Until recently in biology, a lack of microbiological technology limited plant ecologists’ understanding of the factors allowing a particular plant species to grow. Plant ecologists discovered only recently that the success of many plant species in nature is determined by helpful and harmful microbes that live in the soil. Therefore, decades of studies trying to understand the successes and failures of plants came up short because they failed to collect data on soil microbes.

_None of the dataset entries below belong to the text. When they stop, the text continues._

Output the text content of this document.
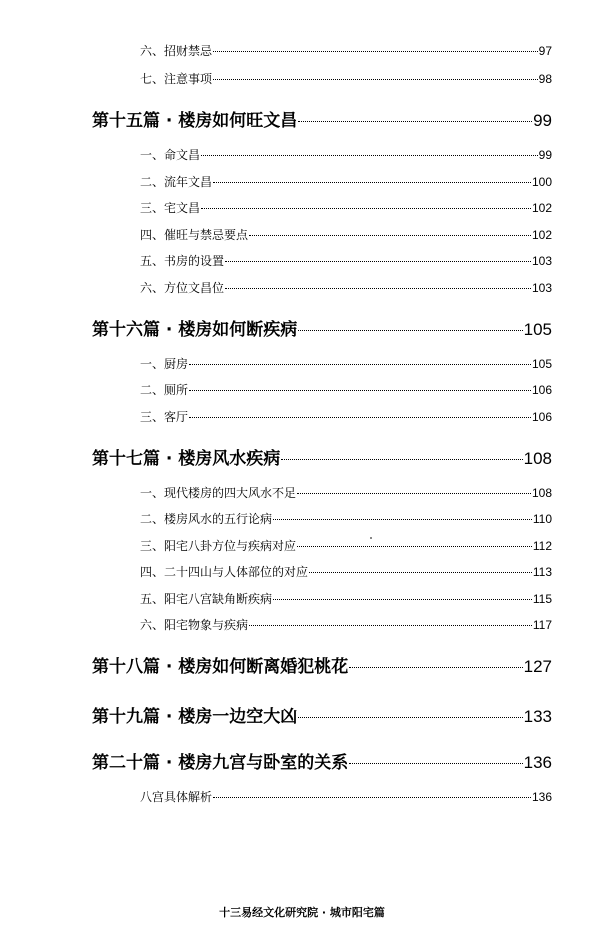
六、招财禁忌	97
七、注意事项	98
第十五篇 · 楼房如何旺文昌	99
一、命文昌	99
二、流年文昌	100
三、宅文昌	102
四、催旺与禁忌要点	102
五、书房的设置	103
六、方位文昌位	103
第十六篇 · 楼房如何断疾病	105
一、厨房	105
二、厕所	106
三、客厅	106
第十七篇 · 楼房风水疾病	108
一、现代楼房的四大风水不足	108
二、楼房风水的五行论病	110
三、阳宅八卦方位与疾病对应	112
四、二十四山与人体部位的对应	113
五、阳宅八宫缺角断疾病	115
六、阳宅物象与疾病	117
第十八篇 · 楼房如何断离婚犯桃花	127
第十九篇 · 楼房一边空大凶	133
第二十篇 · 楼房九宫与卧室的关系	136
八宫具体解析	136
十三易经文化研究院 · 城市阳宅篇
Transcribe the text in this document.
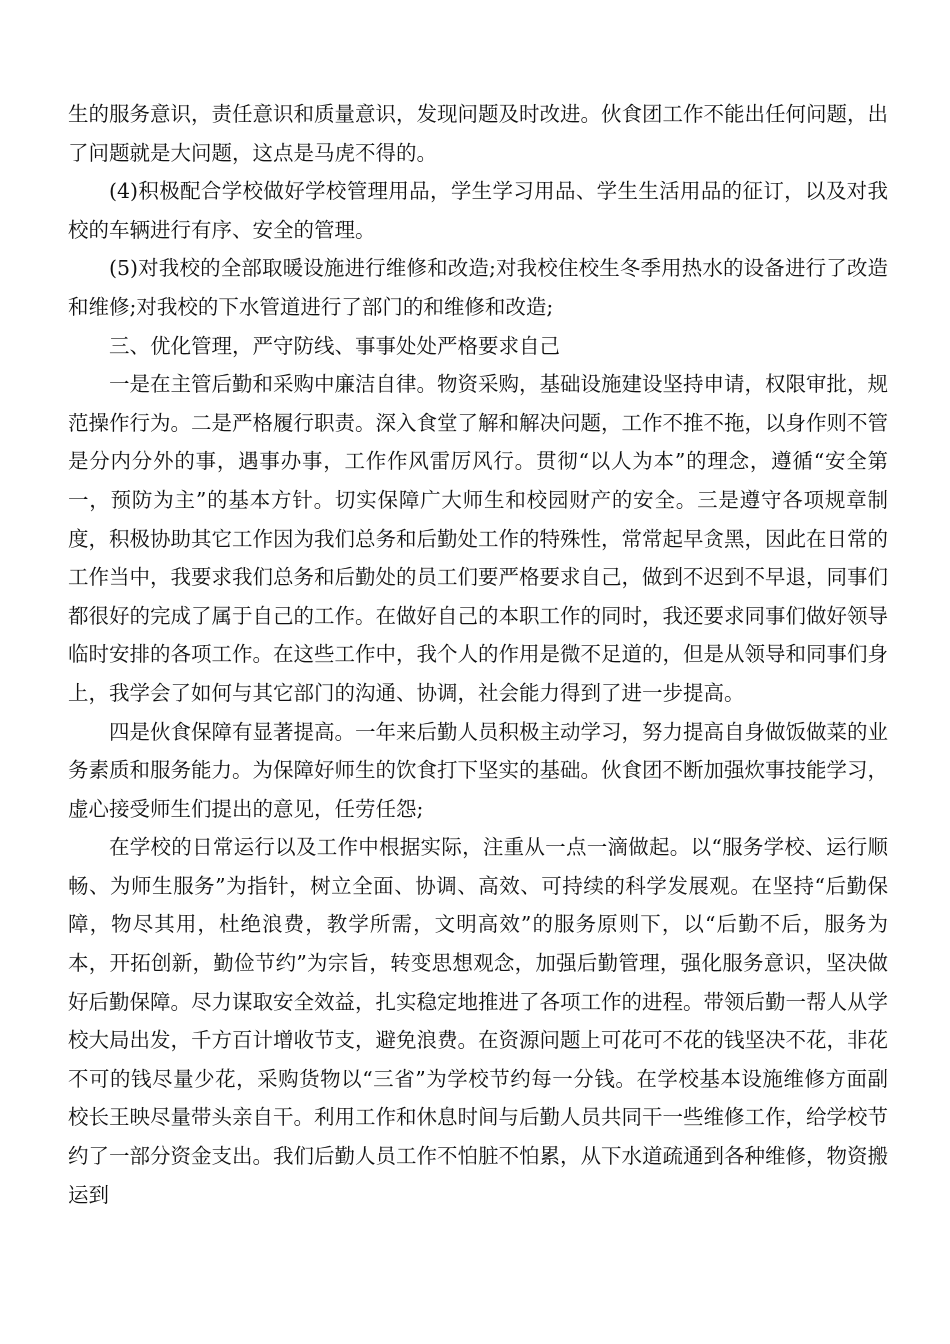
生的服务意识，责任意识和质量意识，发现问题及时改进。伙食团工作不能出任何问题，出了问题就是大问题，这点是马虎不得的。

(4)积极配合学校做好学校管理用品，学生学习用品、学生生活用品的征订，以及对我校的车辆进行有序、安全的管理。

(5)对我校的全部取暖设施进行维修和改造;对我校住校生冬季用热水的设备进行了改造和维修;对我校的下水管道进行了部门的和维修和改造;

三、优化管理，严守防线、事事处处严格要求自己

一是在主管后勤和采购中廉洁自律。物资采购，基础设施建设坚持申请，权限审批，规范操作行为。二是严格履行职责。深入食堂了解和解决问题，工作不推不拖，以身作则不管是分内分外的事，遇事办事，工作作风雷厉风行。贯彻“以人为本”的理念，遵循“安全第一，预防为主”的基本方针。切实保障广大师生和校园财产的安全。三是遵守各项规章制度，积极协助其它工作因为我们总务和后勤处工作的特殊性，常常起早贪黑，因此在日常的工作当中，我要求我们总务和后勤处的员工们要严格要求自己，做到不迟到不早退，同事们都很好的完成了属于自己的工作。在做好自己的本职工作的同时，我还要求同事们做好领导临时安排的各项工作。在这些工作中，我个人的作用是微不足道的，但是从领导和同事们身上，我学会了如何与其它部门的沟通、协调，社会能力得到了进一步提高。

四是伙食保障有显著提高。一年来后勤人员积极主动学习，努力提高自身做饭做菜的业务素质和服务能力。为保障好师生的饮食打下坚实的基础。伙食团不断加强炊事技能学习，虚心接受师生们提出的意见，任劳任怨;

在学校的日常运行以及工作中根据实际，注重从一点一滴做起。以“服务学校、运行顺畅、为师生服务”为指针，树立全面、协调、高效、可持续的科学发展观。在坚持“后勤保障，物尽其用，杜绝浪费，教学所需，文明高效”的服务原则下，以“后勤不后，服务为本，开拓创新，勤俭节约”为宗旨，转变思想观念，加强后勤管理，强化服务意识，坚决做好后勤保障。尽力谋取安全效益，扎实稳定地推进了各项工作的进程。带领后勤一帮人从学校大局出发，千方百计增收节支，避免浪费。在资源问题上可花可不花的钱坚决不花，非花不可的钱尽量少花，采购货物以“三省”为学校节约每一分钱。在学校基本设施维修方面副校长王映尽量带头亲自干。利用工作和休息时间与后勤人员共同干一些维修工作，给学校节约了一部分资金支出。我们后勤人员工作不怕脏不怕累，从下水道疏通到各种维修，物资搬运到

In linguistics, the lack of technology for audio recording has hindered an analysis of spoken English usage over time. You might think that dialog written in novels and stories would be a good substitute for actual sound recordings; these pages are frequently as good a record as we will get. However, it is discouraging that a corpus-based analysis of word usage in speech versus fiction by lexicographer and author Orin Hargraves has shown that certain clichéd phrases, which appear to mimic spoken language, are actually used far more frequently in literature than in real life. For example, hardly anyone really says “he bolted upright” or “she drew her breath,” but these forms are found with surprisingly high frequency in literature. Consequently, an unbiased, corpus-based account of spoken English usage begins with abundant voice recording in the 20th century.
Analyses of huge data sets allow us to move beyond our previous understanding, which was based on much less data than we have available to us today. There is so much possibility for a data-driven explosion of understanding of games, creatures and words by explorers today and in the future. We owe these future explorers the best and most complete record of life today that we can offer.
The Moneyball film opens with wisdom from Mickey Mantle: “It’s unbelievable how much you don’t know about the game you’ve been playing all your life.” Surely the same is true for many in the natural and social sciences, pondering the areas they have been studying all their careers.